“Pomegranate, apple, or bunch of grapes?" Mom asked, just asking out of sheer politeness, as she knew what the answer would be.
"Pomegranate, please," her three daughters said in unison. Mrs. Loft sliced the brilliant red fruit in quarters, passed each girl a quarter and took the remainder of the sphere for herself.
The two younger girls picked the seeds from the white, inedible and bitter "meat" of the fruit, but Elsabeth, the eldest of Mrs. Loft's three children at thirteen, looked down at her slice with distaste and surprised her mother on a sudden whim.
"Mom, do you have any leftovers of last night's blueberry pie, or did Lucille and I finish it this morning?"
Mrs. Loft blinked, surprised by her daughter's sudden inquiry. Shaking her head and regaining her usual calm senses she looked intently about the interior of the hamper. "No," she said to Elsabeth, "I'm afraid there is none left."
It was then that Mr. Loft turned his head slightly from his driving. "I'll have Elsa's quarter of pomegranate if she does not care to eat it," Pa spoke in a bittersweet, chocolaty voice, which made Mom turn her head the opposite way to hide the scowl that had shattered her usually composed features. She detested her husband's voice, because in her opinion, it was too fictional. No voice was like that in real life. But she had made up for her disapproval by being known to say that, other than his voice, Mr. Loft had no other visible faults.

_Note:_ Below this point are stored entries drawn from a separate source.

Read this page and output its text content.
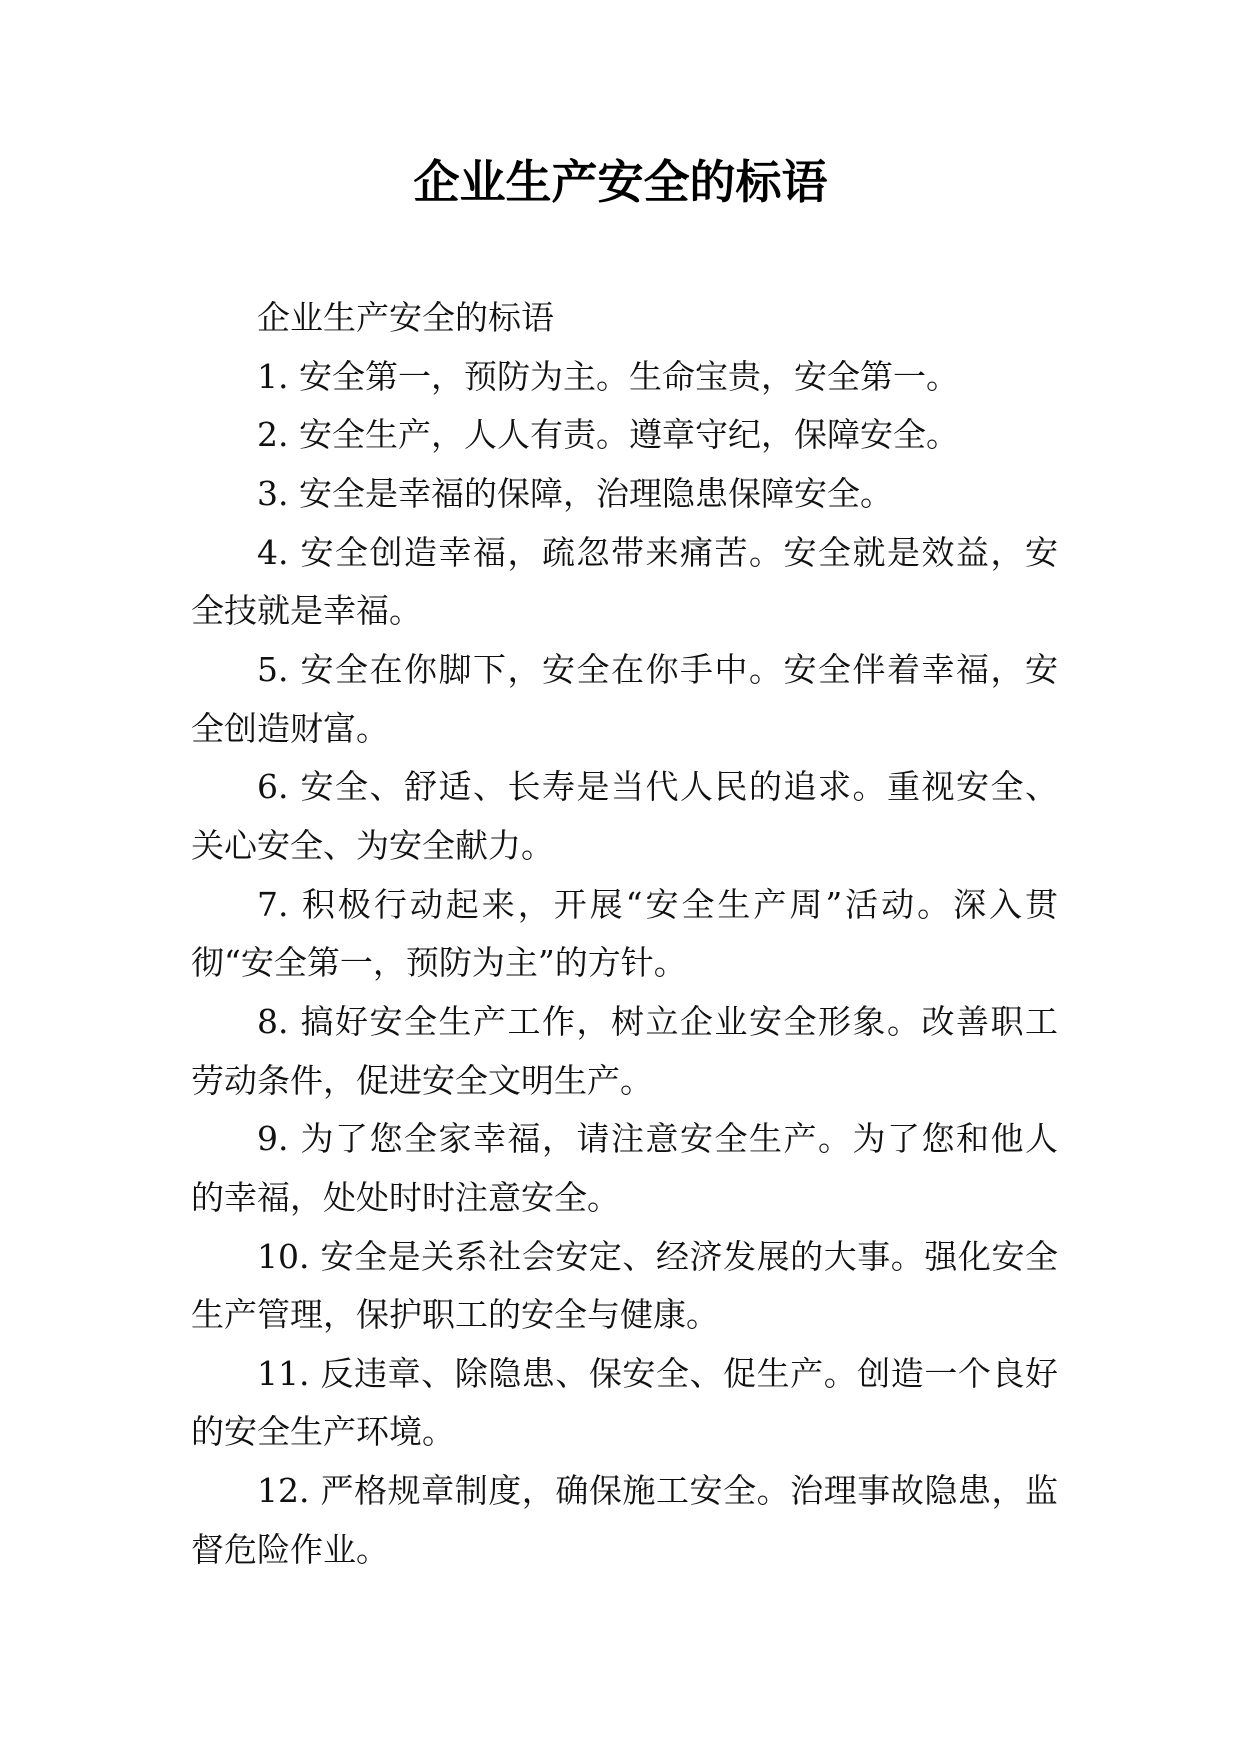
企业生产安全的标语
企业生产安全的标语
1. 安全第一，预防为主。生命宝贵，安全第一。
2. 安全生产，人人有责。遵章守纪，保障安全。
3. 安全是幸福的保障，治理隐患保障安全。
4. 安全创造幸福，疏忽带来痛苦。安全就是效益，安
全技就是幸福。
5. 安全在你脚下，安全在你手中。安全伴着幸福，安
全创造财富。
6. 安全、舒适、长寿是当代人民的追求。重视安全、
关心安全、为安全献力。
7. 积极行动起来，开展“安全生产周”活动。深入贯
彻“安全第一，预防为主”的方针。
8. 搞好安全生产工作，树立企业安全形象。改善职工
劳动条件，促进安全文明生产。
9. 为了您全家幸福，请注意安全生产。为了您和他人
的幸福，处处时时注意安全。
10. 安全是关系社会安定、经济发展的大事。强化安全
生产管理，保护职工的安全与健康。
11. 反违章、除隐患、保安全、促生产。创造一个良好
的安全生产环境。
12. 严格规章制度，确保施工安全。治理事故隐患，监
督危险作业。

Road signs protruded from the cold snow every few feet on either side of the vehicle. The wintry white scenery was like a giant blanket spread over a vast expanse of flat terrain, or an electric blue tarp keeping the plants safe from a harsh frost, the heavy wrinkles forming what makes the continental crust of our Earth land: hills and valleys, mountains and even minute anthills.
The Confederation Bridge loomed into sight as Dad plucked a scarlet pomegranate seed shiny in luster and held it up to the light before popping it into his mouth. Elsabeth, slightly paranoid for her thirteen years, looked up in alarm.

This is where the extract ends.